Namun hari itu sepertinya bukan hari keberuntungan bagi Kang Tarno. Berkeliling desa dari jam sepuluh pagi sampai jam dua sore, baru tiga mangkok bakso yang berhasil ia jual. Kang Tarno tak patah semangat. Ia memutuskan untuk melanjutkan jualannya ke desa sebelah.

Panas terik dan keringat yang bercucuran tak ia pedulikan. Sambil memikul rombong baksonya ia berjalan ke arah utara, menuju ke desa Tarumas. Alhamdulillah, di desa itu ia berhasil menjual lima mangkok bakso.

Sejenak Kang Tarno beristirahat di poskamling yang ada di sudut perempatan jalan. Sambil menikmati sebatang rokoknya, sesekali Kang Tarno kembali memukul mukul mangkok dengan menggunakan sendok, berusaha menarik perhatian para pembeli.

Habis rokok sebatang, tak juga ada pembeli yang datang. Kang Tarnopun kembali memikul rombong baksonya, berjalan ke arah barat, menyusuri jalan raya beraspal menuju ke arah desa Patrolan.

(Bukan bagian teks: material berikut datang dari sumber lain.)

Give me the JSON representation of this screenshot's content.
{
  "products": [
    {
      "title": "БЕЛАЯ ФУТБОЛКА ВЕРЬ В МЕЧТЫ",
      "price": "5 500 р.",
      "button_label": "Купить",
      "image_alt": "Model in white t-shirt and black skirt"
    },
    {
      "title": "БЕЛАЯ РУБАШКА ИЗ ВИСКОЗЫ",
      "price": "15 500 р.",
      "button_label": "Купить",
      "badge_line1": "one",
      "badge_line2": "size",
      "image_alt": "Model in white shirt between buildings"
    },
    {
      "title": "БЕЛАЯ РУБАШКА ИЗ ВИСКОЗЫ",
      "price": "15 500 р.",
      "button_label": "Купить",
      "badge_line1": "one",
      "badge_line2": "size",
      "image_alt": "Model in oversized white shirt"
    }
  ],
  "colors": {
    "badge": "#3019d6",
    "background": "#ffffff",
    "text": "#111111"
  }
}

Matahari telah hinggap di punggung bukit Asem di sebelah barat, saat Kang Tarno tiba di desa Patrolan. Beberapa mangkok bakso kembali berhasil ia jual. Saat adzan maghrib berkumandang, Kang Tarno singgah di sebuah warung kopi. Limabelas mangkok bakso telah berhasil ia jual. Jadi ia merasa pantas untuk menghadiahi dirinya dengan secangkir kopi hitam kesukaannya.

Selepas Maghrib, Kang Tarno kembali melanjutkan jualannya. Kali ini ia menuju ke arah selatan, ke desa Mojoretno. Namun, di desa itu sepi. Tak seorangpun yang tertarik untuk membeli baksonya.

Kang Tarno tak patah semangat. Ia mengubah arah langkahnya menuju ke arah timur. Desa Kedhungsono menjadi harapan terakhirnya. Biasanya di malam hari banyak pemuda desa yang nongkrong di poskamling. Mereka langganan tetap Kang Tarno.

Namun harapan tinggal harapan. Sampai di desa itu keadaan juga tak kalah sepi. Tak ada seorangpun yang nongkrong di poskamling. Kang Tarno menurunkan rombong baksonya, lalu duduk di bangku kayu yang ada di poskamling itu. Untuk mengusir rasa sepi, Pak Tarno menyalakan radio kecil yang memang selalu ia bawa saat berjualan. Siaran wayang kulit menemani laki laki itu menikmati rokok kreteknya. Sesekali ia bersenandung, mengikuti alunan suara sinden yang menembangkan gendhing gendhing jawa dari radio kecilnya.

Sampai hampir tengah malam, tak juga ada pembeli yang datang. Pelan Kang Tarno membuka laci tempat uang di rombong baksonya. Beberapa lembar uang ia keluarkan, lalu ia hitung. Baru balik modal, ditambah sedikit keuntungan.

Kang Tarno menghela nafas. Mungkin memang hanya segitu rezekinya hari ini. Setelah merapikan kembali rombong baksonya, Kang Tarnopun kembali berjalan. Kali ini ia memutuskan untuk pulang saja. Percuma juga kalau dilanjutkan berjualan. Hari sudah lewat tengah malam. Tak ada lagi orang yang berkeliaran di jalan.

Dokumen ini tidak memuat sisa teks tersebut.